第2話 ルーズハルト4歳

「おはようルー、エミー。今日もとってもいい朝よ。」


 いつものように母の手によりカーテンが開けられ、少しだけ緩く建付けの悪い木製の窓がカタカタと音を立てながら開け放たれる。

 外から差し込む暖かな日差しと、少しだけ肌寒いが春の到来を思わせるような清々しい風が、部屋全体に行き渡る。


 ルーとエリーはまだ覚めやらぬ眼を擦り、ゆっくりと意識を覚醒させていく。


「おはようママ。」


 先に意識を覚醒させたのはエミーだった。

 真一がルーズハルトとしてこの世界【イグニスタ】に生を受けてから、早くも4年の日々が過ぎようとしていた。

 彼女の名は【エミリア】。

 ルーズハルトとともに、この世界に生を受けた双子の妹だ。

 エミリアは幼いながらに成長を遂げ、美幼女と言っても過言ではない!!と父【ルーハス】は、拳に力を込め力説していた。

 そんな父を諫めるようにする母【オーフェリア】


 それがルーズハルトの日常であった。


「おはようママ。」


 ルーズハルトも意識を覚醒し、満面の笑みを浮かべるオーフェリアと挨拶を交わした。


「それじゃあ二人とも一緒に顔を洗いに行きましょうね。」


 二人はオーフェリアに手を引かれ、キシキシと足元で軋む木の床をトテトテと歩いていく。

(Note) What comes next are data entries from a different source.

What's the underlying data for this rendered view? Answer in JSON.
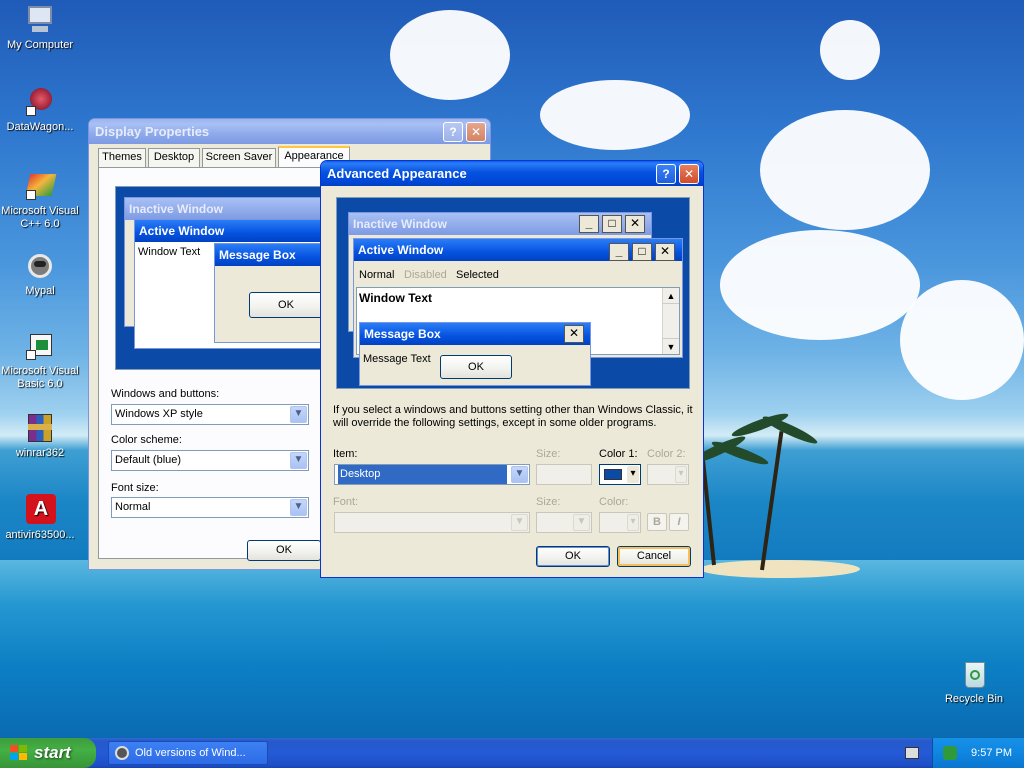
{
  "desktop": {
    "icons": [
      {
        "label": "My Computer",
        "icon": "computer-icon"
      },
      {
        "label": "DataWagon...",
        "icon": "datawagon-icon"
      },
      {
        "label": "Microsoft Visual C++ 6.0",
        "icon": "visual-cpp-icon"
      },
      {
        "label": "Mypal",
        "icon": "mypal-icon"
      },
      {
        "label": "Microsoft Visual Basic 6.0",
        "icon": "visual-basic-icon"
      },
      {
        "label": "winrar362",
        "icon": "winrar-icon"
      },
      {
        "label": "antivir63500...",
        "icon": "antivir-icon"
      },
      {
        "label": "Recycle Bin",
        "icon": "recycle-bin-icon"
      }
    ]
  },
  "display_properties": {
    "title": "Display Properties",
    "tabs": [
      "Themes",
      "Desktop",
      "Screen Saver",
      "Appearance"
    ],
    "active_tab": "Appearance",
    "preview": {
      "inactive_title": "Inactive Window",
      "active_title": "Active Window",
      "window_text": "Window Text",
      "message_box_title": "Message Box",
      "ok_label": "OK"
    },
    "windows_buttons_label": "Windows and buttons:",
    "windows_buttons_value": "Windows XP style",
    "color_scheme_label": "Color scheme:",
    "color_scheme_value": "Default (blue)",
    "font_size_label": "Font size:",
    "font_size_value": "Normal",
    "ok_label": "OK"
  },
  "advanced_appearance": {
    "title": "Advanced Appearance",
    "preview": {
      "inactive_title": "Inactive Window",
      "active_title": "Active Window",
      "menu_normal": "Normal",
      "menu_disabled": "Disabled",
      "menu_selected": "Selected",
      "window_text": "Window Text",
      "message_box_title": "Message Box",
      "message_text": "Message Text",
      "ok_label": "OK"
    },
    "info_text": "If you select a windows and buttons setting other than Windows Classic, it will override the following settings, except in some older programs.",
    "item_label": "Item:",
    "item_value": "Desktop",
    "size_label": "Size:",
    "color1_label": "Color 1:",
    "color2_label": "Color 2:",
    "font_label": "Font:",
    "font_size_label": "Size:",
    "font_color_label": "Color:",
    "bold_label": "B",
    "italic_label": "I",
    "ok_label": "OK",
    "cancel_label": "Cancel",
    "color1_swatch": "#0b4aa6"
  },
  "taskbar": {
    "start_label": "start",
    "task_item": "Old versions of Wind...",
    "clock": "9:57 PM"
  },
  "colors": {
    "xp_blue": "#0054e3",
    "dialog_bg": "#ece9d8",
    "start_green": "#3c9c3c"
  }
}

 ルーズハルトとしては、やっと慣れてきた感覚であった。

 身体が小さくなったためか、当初は真一としての感覚とのギャップにかなり違和感を覚えていた。

 ただ、4年もの月日が経つに従って、その違和感は和らいできていた。


 流石にまだ扉の取っ手を回すことは叶わず、母によって開けられたが、その際エミリアの手を離すことになり、エミリアはどこか寂しそうにしていた。


 ルーズハルトの家は平屋作りで、お世辞にも広いとは言い難かった。

 2つの寝室とダイニングルーム。

 簡単なキッチンと浴室とトイレと洗面所。

 真新しいとは言えず、どれも使い込まれたものであった。

 ただ大事にしているのが伝わる程に手入れが行き届いており、きれいに輝いて見えた。


 オーフェリアに連れられ、二人は洗面所へとやってきた。

 そこには二人の背丈より高い位置に洗面台が据付られており、大人の二人が使うには丁度よいが、ルーズハルトたちにはやはり高すぎていた。


「じゃあ二人とも台を準備して。」

「「はーい!!」」


 二人は元気よく挨拶すると、近くに立てかけてあった木製の踏み台を取りに行く。

 流石に一人で持ち上げるには大きいが、二人で力を合わせればなんとかなる大きさだった。

 これも二人の日課で、息を合わせて持ち上げる。


「いくよるーくん。」

「うん、えみー。せ~の!!」


 うんしょうんしょと運ぶ二人の様子に、目を細めるオーフェリア。

 それもそのはずで、この踏み台は二人で持てるギリギリの重さに調整されていた。


「ふたりとも凄いわね!!」


 そんなこととはつゆ知らず、オーフェリアから褒められた二人は誇らしげに照れ笑いを浮かべていた。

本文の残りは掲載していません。